En atención a lo expuesto, vale decir que la diferencia con respecto a la corrupción no está en  si ésta se da o no en una o en otra sociedad, sino más bien, en el nivel de permisividad o flexibilidad con que la ciudadaní­a asume las conductas contrarias a los valores y principios enmarcados en la ética pública.

El asumir conductas permisivas u otorgar licencias a praxis anti-éticas convierte en cómplices a quienes las extienden. Y es que en materia de la ética hay un axioma: se es o no se es moral, nadie es medio moral o medio ético.  Por ello,  quien tiene doble moral en verdad al final no tiene ninguna.

Asociado a lo expuesto está el hecho que falta desarrollar una cultura social que propicie la denuncia con sentido de responsabilidad ciudadana, dado que la corrupción tiende a desplegar sus efectos perniciosos –a veces, sub-dimensionados o minimizados- en las diversas facetas de la vida social (Por ejemplo, en la esfera del  hogar, la comunidad, el trabajo, la iglesia etc.).
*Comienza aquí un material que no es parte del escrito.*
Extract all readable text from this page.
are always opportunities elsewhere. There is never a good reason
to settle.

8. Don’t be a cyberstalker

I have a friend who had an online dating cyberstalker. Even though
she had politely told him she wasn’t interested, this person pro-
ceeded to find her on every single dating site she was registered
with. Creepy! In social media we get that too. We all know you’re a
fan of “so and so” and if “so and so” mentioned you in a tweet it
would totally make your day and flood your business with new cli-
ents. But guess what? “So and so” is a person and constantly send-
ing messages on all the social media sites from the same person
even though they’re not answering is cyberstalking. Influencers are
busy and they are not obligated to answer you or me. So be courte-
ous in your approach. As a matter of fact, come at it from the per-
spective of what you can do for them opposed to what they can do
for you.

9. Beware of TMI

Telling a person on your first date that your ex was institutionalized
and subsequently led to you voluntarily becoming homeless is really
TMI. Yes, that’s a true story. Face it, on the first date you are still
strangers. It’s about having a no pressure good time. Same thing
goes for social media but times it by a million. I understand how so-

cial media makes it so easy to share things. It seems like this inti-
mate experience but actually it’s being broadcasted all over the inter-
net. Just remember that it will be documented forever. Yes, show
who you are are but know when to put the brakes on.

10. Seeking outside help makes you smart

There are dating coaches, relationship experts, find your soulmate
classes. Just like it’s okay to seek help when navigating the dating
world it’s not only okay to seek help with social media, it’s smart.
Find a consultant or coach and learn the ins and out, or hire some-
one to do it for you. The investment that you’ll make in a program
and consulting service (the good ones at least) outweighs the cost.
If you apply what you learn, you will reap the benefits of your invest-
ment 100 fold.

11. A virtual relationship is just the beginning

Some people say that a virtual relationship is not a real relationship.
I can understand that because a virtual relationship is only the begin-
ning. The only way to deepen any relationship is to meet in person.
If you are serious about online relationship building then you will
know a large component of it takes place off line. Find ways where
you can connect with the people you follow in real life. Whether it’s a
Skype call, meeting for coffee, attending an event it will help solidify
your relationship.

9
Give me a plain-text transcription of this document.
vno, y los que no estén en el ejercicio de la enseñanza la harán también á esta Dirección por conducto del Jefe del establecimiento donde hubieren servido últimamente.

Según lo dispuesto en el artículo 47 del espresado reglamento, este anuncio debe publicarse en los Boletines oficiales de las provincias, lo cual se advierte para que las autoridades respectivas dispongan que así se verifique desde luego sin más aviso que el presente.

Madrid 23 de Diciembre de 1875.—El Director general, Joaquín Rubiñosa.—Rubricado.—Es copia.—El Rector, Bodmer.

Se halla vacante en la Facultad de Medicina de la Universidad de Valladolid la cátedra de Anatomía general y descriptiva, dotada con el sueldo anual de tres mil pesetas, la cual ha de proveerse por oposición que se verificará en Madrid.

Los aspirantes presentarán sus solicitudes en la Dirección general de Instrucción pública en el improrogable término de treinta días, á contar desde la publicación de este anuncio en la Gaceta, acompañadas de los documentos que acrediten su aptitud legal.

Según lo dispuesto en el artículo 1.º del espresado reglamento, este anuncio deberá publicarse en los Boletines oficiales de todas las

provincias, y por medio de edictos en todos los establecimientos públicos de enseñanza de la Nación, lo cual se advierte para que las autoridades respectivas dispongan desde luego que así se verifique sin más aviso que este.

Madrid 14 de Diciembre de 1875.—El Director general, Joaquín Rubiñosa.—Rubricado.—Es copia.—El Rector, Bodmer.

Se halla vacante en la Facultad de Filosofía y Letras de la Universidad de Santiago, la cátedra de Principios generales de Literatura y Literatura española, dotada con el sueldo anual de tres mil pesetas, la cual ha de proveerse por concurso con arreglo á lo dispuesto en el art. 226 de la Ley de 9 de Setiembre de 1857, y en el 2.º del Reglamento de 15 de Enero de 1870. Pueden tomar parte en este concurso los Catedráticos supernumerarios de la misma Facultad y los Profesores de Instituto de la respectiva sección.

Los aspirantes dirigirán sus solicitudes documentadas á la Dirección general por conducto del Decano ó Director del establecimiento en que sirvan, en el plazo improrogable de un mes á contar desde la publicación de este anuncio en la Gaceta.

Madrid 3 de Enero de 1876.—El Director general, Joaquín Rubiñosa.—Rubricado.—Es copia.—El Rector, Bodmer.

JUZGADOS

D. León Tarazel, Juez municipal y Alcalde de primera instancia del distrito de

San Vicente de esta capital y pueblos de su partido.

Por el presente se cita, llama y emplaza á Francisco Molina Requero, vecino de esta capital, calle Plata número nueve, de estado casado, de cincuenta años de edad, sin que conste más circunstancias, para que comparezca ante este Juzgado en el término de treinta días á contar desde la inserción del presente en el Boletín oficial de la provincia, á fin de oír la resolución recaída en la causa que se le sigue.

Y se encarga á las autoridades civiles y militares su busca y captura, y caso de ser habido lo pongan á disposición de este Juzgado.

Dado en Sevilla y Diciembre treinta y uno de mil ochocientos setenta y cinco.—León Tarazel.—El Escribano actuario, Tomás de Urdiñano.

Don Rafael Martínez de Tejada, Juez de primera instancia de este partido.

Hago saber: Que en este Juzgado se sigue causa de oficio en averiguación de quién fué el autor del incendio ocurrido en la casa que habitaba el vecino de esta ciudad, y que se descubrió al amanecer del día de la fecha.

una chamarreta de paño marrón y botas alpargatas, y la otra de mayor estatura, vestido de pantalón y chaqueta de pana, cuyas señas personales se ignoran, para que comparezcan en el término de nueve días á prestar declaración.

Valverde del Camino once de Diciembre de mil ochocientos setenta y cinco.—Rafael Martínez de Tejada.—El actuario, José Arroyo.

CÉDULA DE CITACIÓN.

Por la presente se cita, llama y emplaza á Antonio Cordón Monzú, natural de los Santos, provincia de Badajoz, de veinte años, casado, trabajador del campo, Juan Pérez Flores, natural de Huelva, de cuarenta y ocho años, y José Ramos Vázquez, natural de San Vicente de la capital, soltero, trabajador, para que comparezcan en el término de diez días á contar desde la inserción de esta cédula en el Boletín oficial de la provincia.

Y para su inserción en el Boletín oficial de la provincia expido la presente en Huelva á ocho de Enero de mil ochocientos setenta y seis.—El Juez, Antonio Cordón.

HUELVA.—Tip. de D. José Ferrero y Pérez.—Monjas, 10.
Las personas tanto en el plano individual como en el colectivo, tienden por muchas razones algunas de ellas muy legitimas como el temor fundado a las represalias, la desconfianza en las instituciones y otros, a quedarse calladas ante la acción o la omisión del corrupto y del corruptor, olvidándose que con ello se convalidan dichas conductas y, lo más delicado,  se torna nulo el rol clave que desempeña en la sociedad democrático el monitoreo y fiscalización social.

En este marco, no habrí­a que olvidar que la corrupción medra y se alimenta del silencio y que tanto este último, como aquella son en términos genealógicos, primos hermanos con la impunidad esa crónica y estructural practica que aqueja, desde hace mucho tiempo, a la sociedad salvadoreña.